Pipeline framework (Part B) (15%)
In order to create a pipeline, nodes need to be able to connect together, so that their inputs and outputs flow into each other, and the entire pipeline can be run automatically. To achieve this, an abstraction layer is needed over all the node classes from part A so that they can be linked.
Below is a basic example showing the manual setup of two nodes followed by pipeline execution using Pipeline.Run :
 create pipeline
List pipeline = new List() {
new N_Crop(0, 0, 200, 200),
new N_Vignette()
};
 load input data
Image input = new Image(“cat.png”);
 run pipeline and get result
Image output = Pipeline.Run(input, pipeline);
 write result to output.png
output.Write(“output.png”);
In this example, N_Crop and N_Vignette are subclasses of Node . This allows them to be put together in a List of generic Node objects. Then, the full pipeline can be executed using a single method ( Pipeline.Run ).

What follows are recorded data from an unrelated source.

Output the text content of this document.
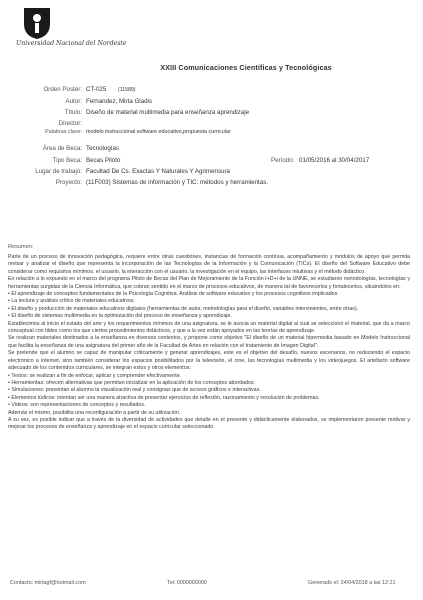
Universidad Nacional del Nordeste
XXIII Comunicaciones Científicas y Tecnológicas
Orden Poster: CT-025 (11589)
Autor: Fernandez, Mirta Gladis
Título: Diseño de material multimedia para enseñanza aprendizaje
Director:
Palabras clave: modelo instruccional software educativo,propuesta curricular
Área de Beca: Tecnologías
Tipo Beca: Becas Piloto	Período: 01/05/2016 al 30/04/2017
Lugar de trabajo: Facultad De Cs. Exactas Y Naturales Y Agrimensura
Proyecto: (11F003) Sistemas de información y TIC: métodos y herramientas.
Resumen:

Parte de un proceso de innovación pedagógica, requiere entre otras cuestiones, instancias de formación continua, acompañamiento y módulos de apoyo que permita revisar y analizar el diseño que representa la incorporación de las Tecnologías de la Información y la Comunicación (TICs). El diseño del Software Educativo debe considerar como requisitos mínimos: el usuario, la interacción con el usuario, la investigación en el equipo, las interfaces intuitivas y el método didáctico.

En relación a lo expuesto en el marco del programa Piloto de Becas del Plan de Mejoramiento de la Función I+D+i de la UNNE, se estudiaron metodologías, tecnologías y herramientas surgidas de la Ciencia Informática, que cobran sentido en el marco de procesos educativos, de manera tal de favorecerlos y fortalecerlos, situándolos en:

• El aprendizaje de conceptos fundamentales de la Psicología Cognitiva. Análisis de software educativo y los procesos cognitivos implicados.

• La lectura y análisis crítico de materiales educativos.

• El diseño y producción de materiales educativos digitales (herramientas de autor, metodologías para el diseño, variables intervinientes, entre otras).

• El diseño de sistemas multimedia en la optimización del proceso de enseñanza y aprendizaje.

Establecimos al inicio el estado del arte y los requerimientos mínimos de una asignatura, se le asocia un material digital al cual se seleccionó el material, que da a marco conceptual con tildes como los que ciertos procedimientos didácticos, y que a la vez están apoyados en las teorías de aprendizaje.

Se realizan materiales destinados a la enseñanza en diversos contextos, y propone como objetivo "El diseño de un material hipermedia basado en Modelo Instruccional que facilita la enseñanza de una asignatura del primer año de la Facultad de Artes en relación con el tratamiento de Imagen Digital".

Se pretende que el alumno se capaz de manipular críticamente y generar aprendizajes, este es el objetivo del desafío, nuevos escenarios, no reduciendo el espacio electrónico a internet, sino también considerar los espacios posibilitados por la televisión, el cine, las tecnologías multimedia y los videojuegos. El artefacto software adecuado de los contenidos curriculares, se integran estos y otros elementos:

• Textos: se realizan a fin de enfocar, aplicar y comprender efectivamente.

• Herramientas: ofrecen alternativas que permitan inicializar en la aplicación de los conceptos abordados.

• Simulaciones: presentan al alumno la visualización real y consignas que de acceso gráficos e interactivas.

• Elementos lúdicos: intentan ser una manera atractiva de presentar ejercicios de reflexión, razonamiento y resolución de problemas.

• Videos: son representaciones de conceptos y resultados.

Además el mismo, posibilita una reconfiguración a partir de su utilización.

A su vez, es posible indicar que a través de la diversidad de actividades que detalle en el presente y didácticamente elaborados, se implementaron presente motivar y mejorar los procesos de enseñanza y aprendizaje en el espacio curricular seleccionado.

Contacto: mirtagf@hotmail.com	Tel: 0000000000	Generado el: 24/04/2018 a las 12:21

Additionally, in part B, the following two features should be implemented:
Intermediate results (outputs of each node) should be automatically saved to disk if specified in the Run method using an optional parameter.
Useful messages should be logged to the console to document the execution of a pipeline if specified in the Run method using an optional parameter. Logs should include the name of each node, the input image size and output image size, and other useful information (see usage examples at the bottom of this document).
More details for this are in the part B document.

Demonstration program (Part C) (10%)
In this part, you will create a program to demonstrate the functionality of the work you completed in parts A and B. You will write a Main method that will run a pipeline across inputs specified by command-line arguments.
The specification for this part of the assignment is still being developed.